Rolley, I wish I'd found the Disney cartoon. Perhaps they should re-air on big screens around the occupy sit-ins. However, I think the message would be lost.
Thank you for that video, Rolley; I'm waxing nostalgic because of it. It's also caused me to reflect that although many have angrily attacked our "Queen Anne-t" as harsh and cruel, I've found the source of her wisdom to be the only true means of survival, and the source of her grace as the only route to happiness.
No, I think you should buy lots of Twilight books. You need something to dump your used coffee grounds on.
Rolley is With Waldo
No, not Ralph Emerson (though my little mind certainly – and consistently - has its fair share of hobgoblins, and not solely as a carry over from last Monday).

The cartoon Waldo.

(How ironically spot-on was that? Merely a rhetorical question).

Ever since Kim posted this I’ve been reliving portions of my happy childhood. This in particular: http://www.youtube.com/watch?v=UBL2s6DdhBQ Note the reference to “the Good Book” and “the Lord” at 2:00. Part – a large part - of the reason my childhood was “happy” is attributable to the saturation of Christianity within our culture; and mine was only slightly more than a nominally-Christian home.

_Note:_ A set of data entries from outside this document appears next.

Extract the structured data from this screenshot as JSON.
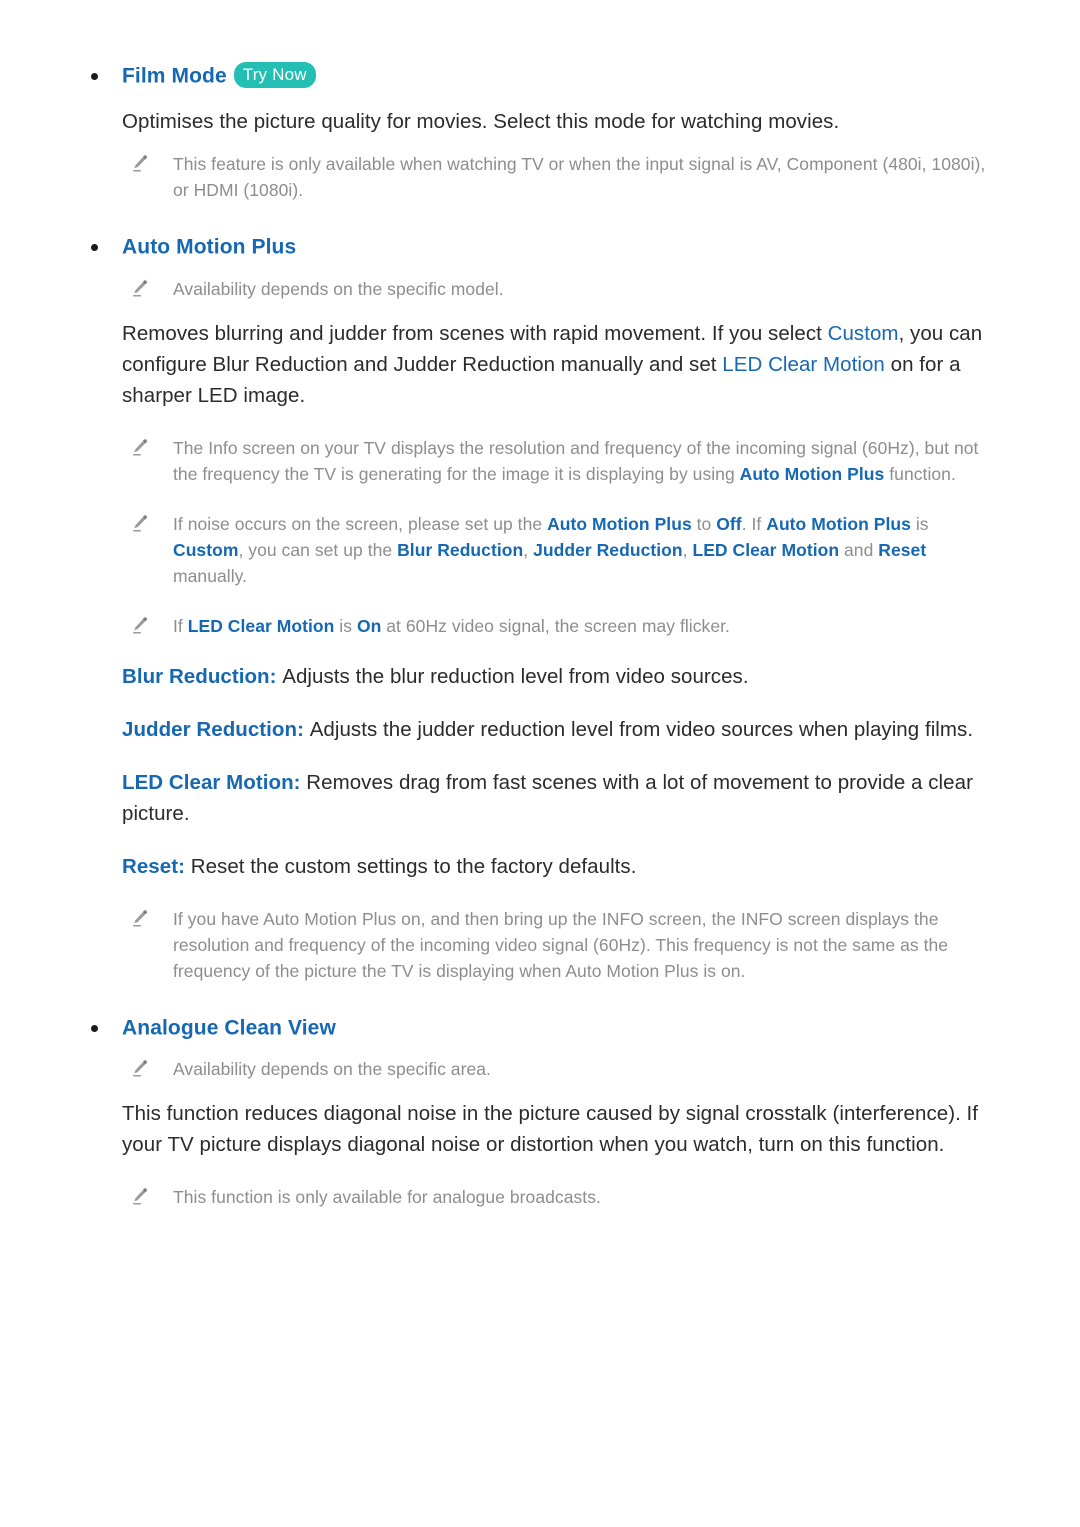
{
  "document": {
    "type": "tv-e-manual-page",
    "colors": {
      "accent_blue": "#1668b3",
      "badge_teal": "#23bfb3",
      "body_text": "#2b2b2b",
      "note_text": "#8d8d8d",
      "background": "#ffffff"
    }
  },
  "sections": [
    {
      "id": "film-mode",
      "heading": "Film Mode",
      "badge": "Try Now",
      "badge_icon": "try-now-badge",
      "body": "Optimises the picture quality for movies. Select this mode for watching movies.",
      "notes": [
        {
          "icon": "pencil-note-icon",
          "parts": [
            {
              "text": "This feature is only available when watching TV or when the input signal is AV, Component (480i, 1080i), or HDMI (1080i).",
              "style": "plain"
            }
          ]
        }
      ]
    },
    {
      "id": "auto-motion-plus",
      "heading": "Auto Motion Plus",
      "badge": null,
      "pre_notes": [
        {
          "icon": "pencil-note-icon",
          "parts": [
            {
              "text": "Availability depends on the specific model.",
              "style": "plain"
            }
          ]
        }
      ],
      "body_parts": [
        {
          "text": "Removes blurring and judder from scenes with rapid movement. If you select ",
          "style": "plain"
        },
        {
          "text": "Custom",
          "style": "blue"
        },
        {
          "text": ", you can configure Blur Reduction and Judder Reduction manually and set ",
          "style": "plain"
        },
        {
          "text": "LED Clear Motion",
          "style": "blue"
        },
        {
          "text": " on for a sharper LED image.",
          "style": "plain"
        }
      ],
      "notes": [
        {
          "icon": "pencil-note-icon",
          "parts": [
            {
              "text": "The Info screen on your TV displays the resolution and frequency of the incoming signal (60Hz), but not the frequency the TV is generating for the image it is displaying by using ",
              "style": "plain"
            },
            {
              "text": "Auto Motion Plus",
              "style": "blue-bold"
            },
            {
              "text": " function.",
              "style": "plain"
            }
          ]
        },
        {
          "icon": "pencil-note-icon",
          "parts": [
            {
              "text": "If noise occurs on the screen, please set up the ",
              "style": "plain"
            },
            {
              "text": "Auto Motion Plus",
              "style": "blue-bold"
            },
            {
              "text": " to ",
              "style": "plain"
            },
            {
              "text": "Off",
              "style": "blue-bold"
            },
            {
              "text": ". If ",
              "style": "plain"
            },
            {
              "text": "Auto Motion Plus",
              "style": "blue-bold"
            },
            {
              "text": " is ",
              "style": "plain"
            },
            {
              "text": "Custom",
              "style": "blue-bold"
            },
            {
              "text": ", you can set up the ",
              "style": "plain"
            },
            {
              "text": "Blur Reduction",
              "style": "blue-bold"
            },
            {
              "text": ", ",
              "style": "plain"
            },
            {
              "text": "Judder Reduction",
              "style": "blue-bold"
            },
            {
              "text": ", ",
              "style": "plain"
            },
            {
              "text": "LED Clear Motion",
              "style": "blue-bold"
            },
            {
              "text": " and ",
              "style": "plain"
            },
            {
              "text": "Reset",
              "style": "blue-bold"
            },
            {
              "text": " manually.",
              "style": "plain"
            }
          ]
        },
        {
          "icon": "pencil-note-icon",
          "parts": [
            {
              "text": "If ",
              "style": "plain"
            },
            {
              "text": "LED Clear Motion",
              "style": "blue-bold"
            },
            {
              "text": " is ",
              "style": "plain"
            },
            {
              "text": "On",
              "style": "blue-bold"
            },
            {
              "text": " at 60Hz video signal, the screen may flicker.",
              "style": "plain"
            }
          ]
        }
      ],
      "definitions": [
        {
          "term": "Blur Reduction",
          "separator": ": ",
          "description": "Adjusts the blur reduction level from video sources."
        },
        {
          "term": "Judder Reduction",
          "separator": ": ",
          "description": "Adjusts the judder reduction level from video sources when playing films."
        },
        {
          "term": "LED Clear Motion",
          "separator": ": ",
          "description": "Removes drag from fast scenes with a lot of movement to provide a clear picture."
        },
        {
          "term": "Reset",
          "separator": ": ",
          "description": "Reset the custom settings to the factory defaults."
        }
      ],
      "trailing_notes": [
        {
          "icon": "pencil-note-icon",
          "parts": [
            {
              "text": "If you have Auto Motion Plus on, and then bring up the INFO screen, the INFO screen displays the resolution and frequency of the incoming video signal (60Hz). This frequency is not the same as the frequency of the picture the TV is displaying when Auto Motion Plus is on.",
              "style": "plain"
            }
          ]
        }
      ]
    },
    {
      "id": "analogue-clean-view",
      "heading": "Analogue Clean View",
      "badge": null,
      "pre_notes": [
        {
          "icon": "pencil-note-icon",
          "parts": [
            {
              "text": "Availability depends on the specific area.",
              "style": "plain"
            }
          ]
        }
      ],
      "body": "This function reduces diagonal noise in the picture caused by signal crosstalk (interference). If your TV picture displays diagonal noise or distortion when you watch, turn on this function.",
      "notes": [
        {
          "icon": "pencil-note-icon",
          "parts": [
            {
              "text": "This function is only available for analogue broadcasts.",
              "style": "plain"
            }
          ]
        }
      ]
    }
  ]
}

Oh for a return to such a relatively innocent era!

Speaking of Waldo (the other one), and in the spirit of veering fashionably, but not irredeemably (one hopes) off-topic, if consistency is the hobgoblin of little minds, what does that make the frenzy for instant gratification? The bogeyman of small pineal glands?

I didn’t think so.

But as one with a hyperactive dorsolateral prefrontal cortex (until today I wasn’t sure I even had one; I always thought cortex was a Spanish conquistador), I could not let the present theme pass without recounting a joke so old it may be new to some:

Q: What did the 500 lb parrot say?

A: Polly wants a cracker. NOW.

Which underscores my original point, neatly hidden away somewhere between Oaxaca and Tenochtitlan. I can’t wait for someone to tell me what it is.

Strike that last remark. I can wait.

Your “face in the crowd”….
Oops, this has taken an ugly turn...never thought anyone would include books and coffee in the delayed gratification topic.

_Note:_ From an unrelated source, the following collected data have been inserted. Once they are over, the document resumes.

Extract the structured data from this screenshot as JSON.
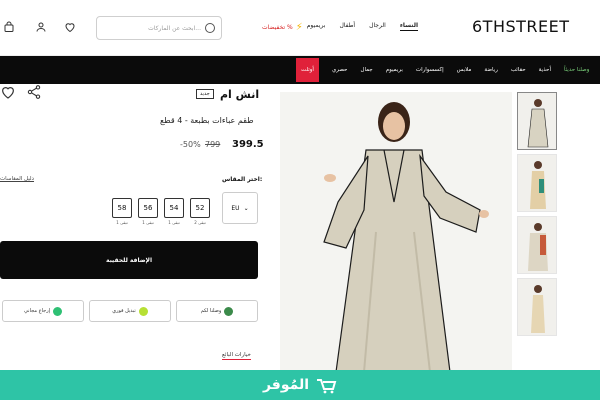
{
  "header": {
    "logo": "6THSTREET",
    "nav": [
      "النساء",
      "الرجال",
      "أطفال",
      "بريميوم"
    ],
    "sale": "تخفيضات %",
    "search_placeholder": "ابحث عن الماركات...",
    "icons": [
      "heart-icon",
      "user-icon",
      "bag-icon"
    ]
  },
  "categories": [
    "وصلنا حديثاً",
    "أحذية",
    "حقائب",
    "رياضة",
    "ملابس",
    "إكسسوارات",
    "بريميوم",
    "جمال",
    "حصري",
    "أوتلت"
  ],
  "product": {
    "brand": "انش ام",
    "badge": "جديد",
    "title": "طقم عباءات بطبعة - 4 قطع",
    "price": "399.5",
    "old_price": "799",
    "discount": "-50%"
  },
  "sizes": {
    "label": "اختر المقاس:",
    "guide": "دليل المقاسات",
    "unit": "EU",
    "options": [
      {
        "value": "52",
        "stock": "تبقى 2"
      },
      {
        "value": "54",
        "stock": "تبقى 1"
      },
      {
        "value": "56",
        "stock": "تبقى 1"
      },
      {
        "value": "58",
        "stock": "تبقى 1"
      }
    ]
  },
  "add_to_bag": "الإضافة للحقيبة",
  "features": [
    "وصلنا لكم",
    "تبديل فوري",
    "إرجاع مجاني"
  ],
  "seller_tab": "خيارات البائع",
  "watermark": "المُوفر",
  "colors": {
    "accent": "#e0213a",
    "bar": "#0b0b0b",
    "watermark": "#2ec4a6"
  }
}
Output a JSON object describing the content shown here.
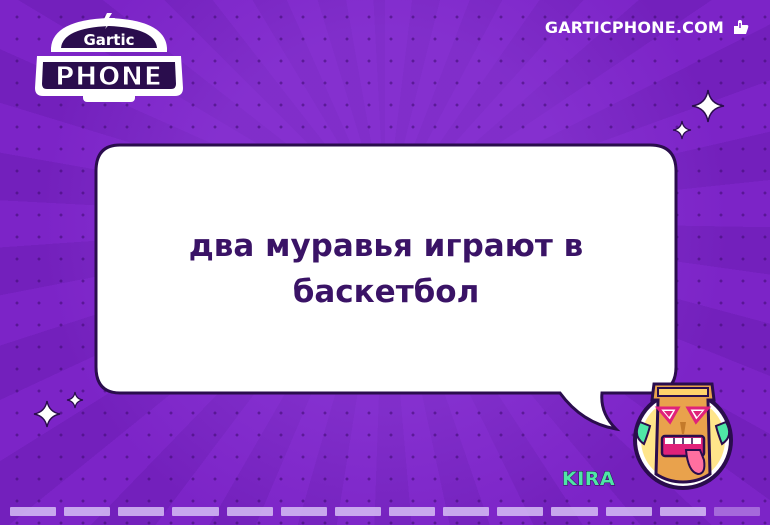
{
  "app": {
    "logo_top_text": "Gartic",
    "logo_bottom_text": "PHONE"
  },
  "header": {
    "site_link_label": "GARTICPHONE.COM",
    "site_link_icon": "hand-pointer-icon"
  },
  "bubble": {
    "text": "два муравья играют в баскетбол"
  },
  "player": {
    "name": "KIRA",
    "avatar_icon": "tiki-mask-avatar"
  },
  "progress": {
    "segments": 14,
    "filled": 13
  },
  "colors": {
    "background": "#7a22c4",
    "bubble_text": "#3a1366",
    "player_name": "#4fe6a6"
  }
}
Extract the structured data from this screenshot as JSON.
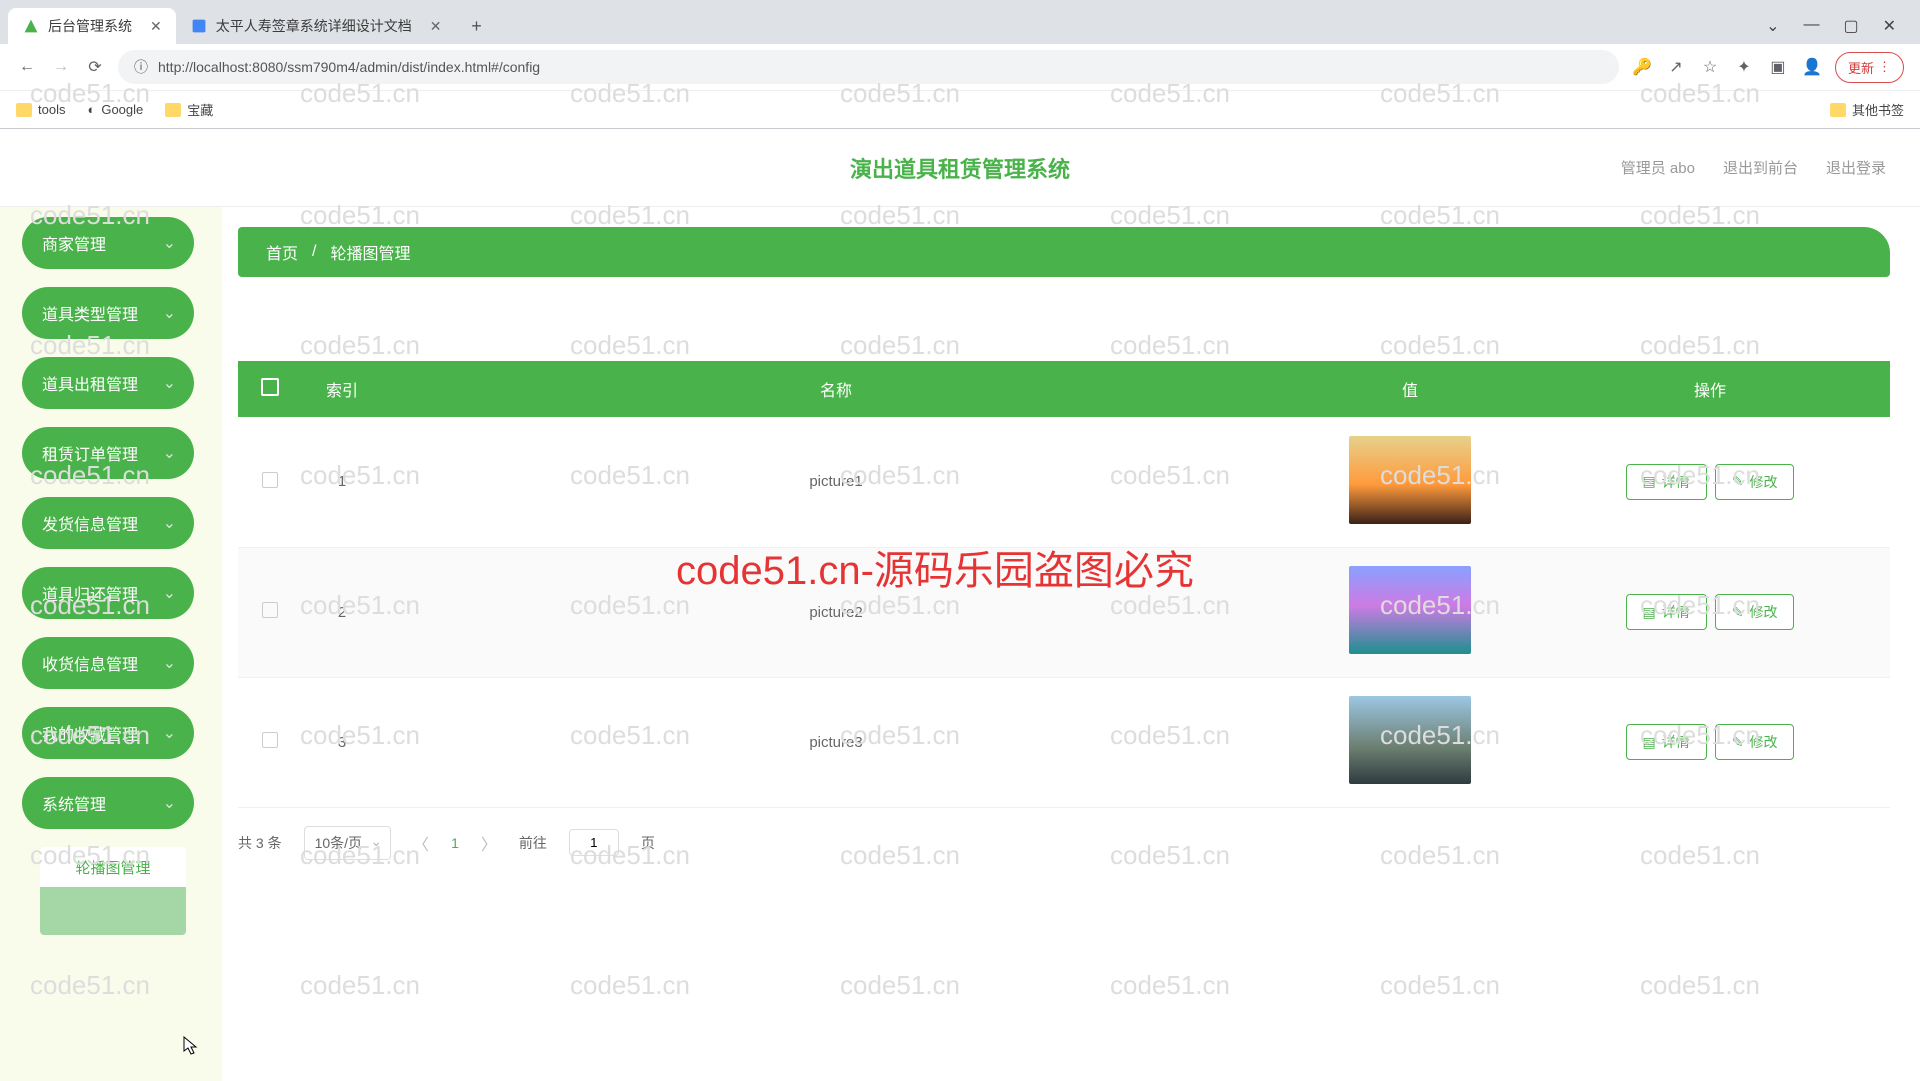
{
  "browser": {
    "tabs": [
      {
        "title": "后台管理系统",
        "fav_color": "#4ab24a",
        "active": true
      },
      {
        "title": "太平人寿签章系统详细设计文档",
        "fav_color": "#4285f4",
        "active": false
      }
    ],
    "url": "http://localhost:8080/ssm790m4/admin/dist/index.html#/config",
    "update_label": "更新",
    "bookmarks": [
      {
        "label": "tools",
        "type": "folder"
      },
      {
        "label": "Google",
        "type": "site"
      },
      {
        "label": "宝藏",
        "type": "folder"
      }
    ],
    "other_bookmarks_label": "其他书签",
    "icons": {
      "key": "🔑",
      "share": "↗",
      "star": "☆",
      "ext": "✦",
      "panel": "▣",
      "user": "👤"
    }
  },
  "header": {
    "title": "演出道具租赁管理系统",
    "right": {
      "admin": "管理员 abo",
      "front": "退出到前台",
      "logout": "退出登录"
    }
  },
  "sidebar": {
    "items": [
      {
        "label": "商家管理"
      },
      {
        "label": "道具类型管理"
      },
      {
        "label": "道具出租管理"
      },
      {
        "label": "租赁订单管理"
      },
      {
        "label": "发货信息管理"
      },
      {
        "label": "道具归还管理"
      },
      {
        "label": "收货信息管理"
      },
      {
        "label": "我的收藏管理"
      },
      {
        "label": "系统管理"
      }
    ],
    "submenu": {
      "label": "轮播图管理"
    }
  },
  "breadcrumb": {
    "home": "首页",
    "sep": "/",
    "current": "轮播图管理"
  },
  "table": {
    "columns": {
      "check": "",
      "index": "索引",
      "name": "名称",
      "value": "值",
      "actions": "操作"
    },
    "rows": [
      {
        "index": "1",
        "name": "picture1",
        "thumb": "th1"
      },
      {
        "index": "2",
        "name": "picture2",
        "thumb": "th2"
      },
      {
        "index": "3",
        "name": "picture3",
        "thumb": "th3"
      }
    ],
    "action_labels": {
      "detail": "详情",
      "edit": "修改"
    }
  },
  "pager": {
    "total_text": "共 3 条",
    "page_size_text": "10条/页",
    "current": "1",
    "goto_label": "前往",
    "goto_value": "1",
    "page_suffix": "页"
  },
  "watermark": {
    "text": "code51.cn",
    "red_text": "code51.cn-源码乐园盗图必究"
  }
}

However, I could very well agree with people delaying buying the next installment of Twilight series...
Yeah, well your husband hates coffee, Ellen. It figures that he wouldn't want exemptions for books.

I think on the other hand, that there should be exemptions for both coffee and books.
My husband would definitely say that there is no exemption for books. ={

Heck, if he doesn't like all my stacks of books, he should just build a library onto our house. Like, right now, right?
How about buying on impulse a book about how to cure buying on impulse books about how to cure buying books on impulse?
Or how about...?
(Where's Rolley? I'm a poor substitute.)
(...as is anyone else, of course.)

The good news, Jason and Gina, is that there's a book that helps you learn to control impulse book buying.

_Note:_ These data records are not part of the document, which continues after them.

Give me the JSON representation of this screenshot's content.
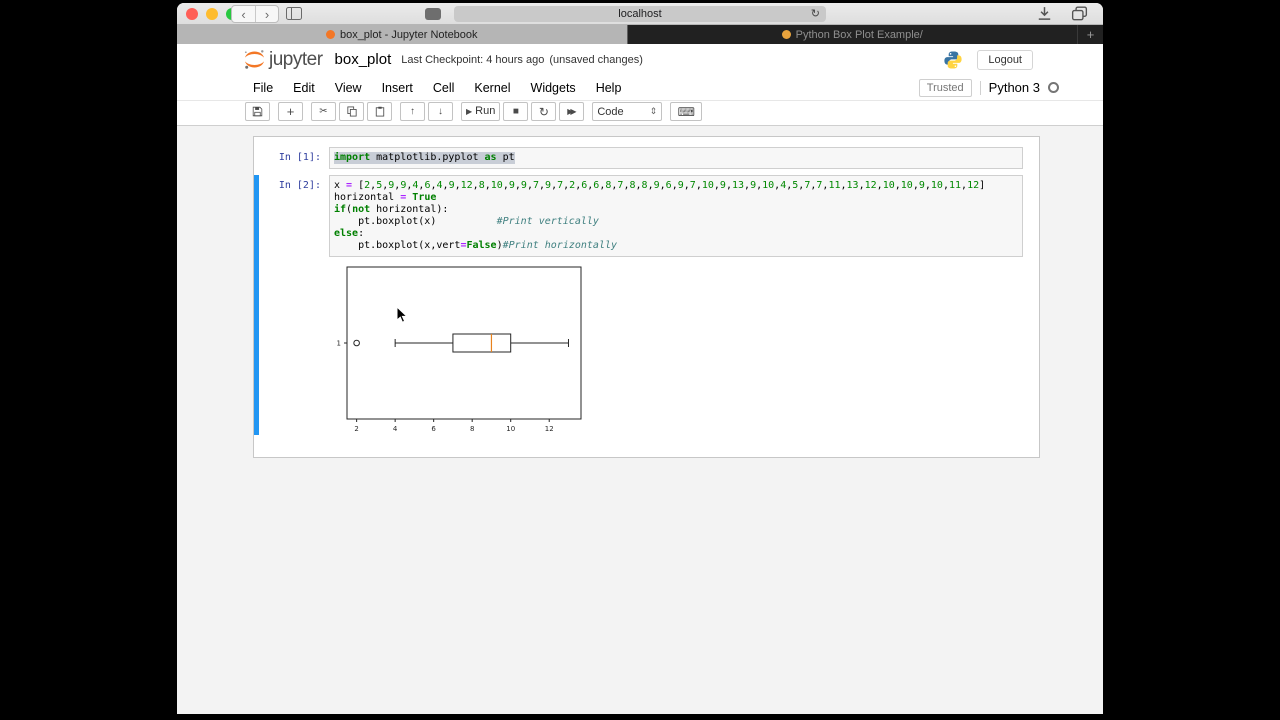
{
  "colors": {
    "traffic_close": "#ff5f57",
    "traffic_minimize": "#febc2e",
    "traffic_maximize": "#28c840",
    "selected_cell_accent": "#2196f3",
    "prompt_blue": "#303F9F",
    "jupyter_orange": "#f37726",
    "median_orange": "#e8821e"
  },
  "browser": {
    "url_text": "localhost",
    "tabs": [
      {
        "title": "box_plot - Jupyter Notebook"
      },
      {
        "title": "Python Box Plot Example/"
      }
    ],
    "new_tab_label": "+"
  },
  "icons": {
    "back": "‹",
    "forward": "›",
    "reload": "↻",
    "add": "+",
    "cut": "✂",
    "move_up": "↑",
    "move_down": "↓",
    "run": "▶",
    "stop": "■",
    "restart": "↻",
    "restart_run_all": "▶▶",
    "keyboard": "⌨",
    "select_caret": "⇕"
  },
  "header": {
    "logo_text": "jupyter",
    "notebook_title": "box_plot",
    "checkpoint": "Last Checkpoint: 4 hours ago",
    "unsaved": "(unsaved changes)",
    "logout_label": "Logout"
  },
  "menubar": {
    "items": [
      "File",
      "Edit",
      "View",
      "Insert",
      "Cell",
      "Kernel",
      "Widgets",
      "Help"
    ],
    "trusted_label": "Trusted",
    "kernel_name": "Python 3"
  },
  "toolbar": {
    "run_label": "Run",
    "cell_type_selected": "Code"
  },
  "cells": [
    {
      "prompt": "In [1]:",
      "highlight": true,
      "selected": false,
      "lines": [
        [
          {
            "t": "import",
            "y": "kw"
          },
          {
            "t": " matplotlib.pyplot ",
            "y": "txt"
          },
          {
            "t": "as",
            "y": "kw"
          },
          {
            "t": " pt",
            "y": "txt"
          }
        ]
      ]
    },
    {
      "prompt": "In [2]:",
      "highlight": false,
      "selected": true,
      "lines": [
        [
          {
            "t": "x ",
            "y": "txt"
          },
          {
            "t": "=",
            "y": "op"
          },
          {
            "t": " [",
            "y": "txt"
          },
          {
            "t": "2,5,9,9,4,6,4,9,12,8,10,9,9,7,9,7,2,6,6,8,7,8,8,9,6,9,7,10,9,13,9,10,4,5,7,7,11,13,12,10,10,9,10,11,12",
            "y": "nums"
          },
          {
            "t": "]",
            "y": "txt"
          }
        ],
        [
          {
            "t": "horizontal ",
            "y": "txt"
          },
          {
            "t": "=",
            "y": "op"
          },
          {
            "t": " ",
            "y": "txt"
          },
          {
            "t": "True",
            "y": "kw"
          }
        ],
        [
          {
            "t": "if",
            "y": "kw"
          },
          {
            "t": "(",
            "y": "txt"
          },
          {
            "t": "not",
            "y": "kw"
          },
          {
            "t": " horizontal):",
            "y": "txt"
          }
        ],
        [
          {
            "t": "    pt.boxplot(x)          ",
            "y": "txt"
          },
          {
            "t": "#Print vertically",
            "y": "cm"
          }
        ],
        [
          {
            "t": "else",
            "y": "kw"
          },
          {
            "t": ":",
            "y": "txt"
          }
        ],
        [
          {
            "t": "    pt.boxplot(x,vert",
            "y": "txt"
          },
          {
            "t": "=",
            "y": "op"
          },
          {
            "t": "False",
            "y": "kw"
          },
          {
            "t": ")",
            "y": "txt"
          },
          {
            "t": "#Print horizontally",
            "y": "cm"
          }
        ]
      ]
    }
  ],
  "chart_data": {
    "type": "boxplot",
    "orientation": "horizontal",
    "series": [
      {
        "name": "x",
        "whisker_low": 4,
        "q1": 7,
        "median": 9,
        "q3": 10,
        "whisker_high": 13,
        "outliers": [
          2
        ]
      }
    ],
    "x_ticks": [
      2,
      4,
      6,
      8,
      10,
      12
    ],
    "xlim": [
      1.5,
      13.65
    ],
    "y_ticks": [
      "1"
    ],
    "line_color": "#262626",
    "median_color": "#e8821e",
    "grid": false
  }
}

Even better, you can buy that book on impulse...


This morning's USA Today had an editorial by Mitt Romney, outlining spending cuts that would take effect by... 2016. So politicians seem to have the kinds of brains that seek instant gratification via spending *increases*, but are capable of delaying the gratification of *decreases*. :-/
Same here, Jason! Do you think maybe there's a special exemption for books? I've always hoped there was. :-)
Well...I did buy to many books this month.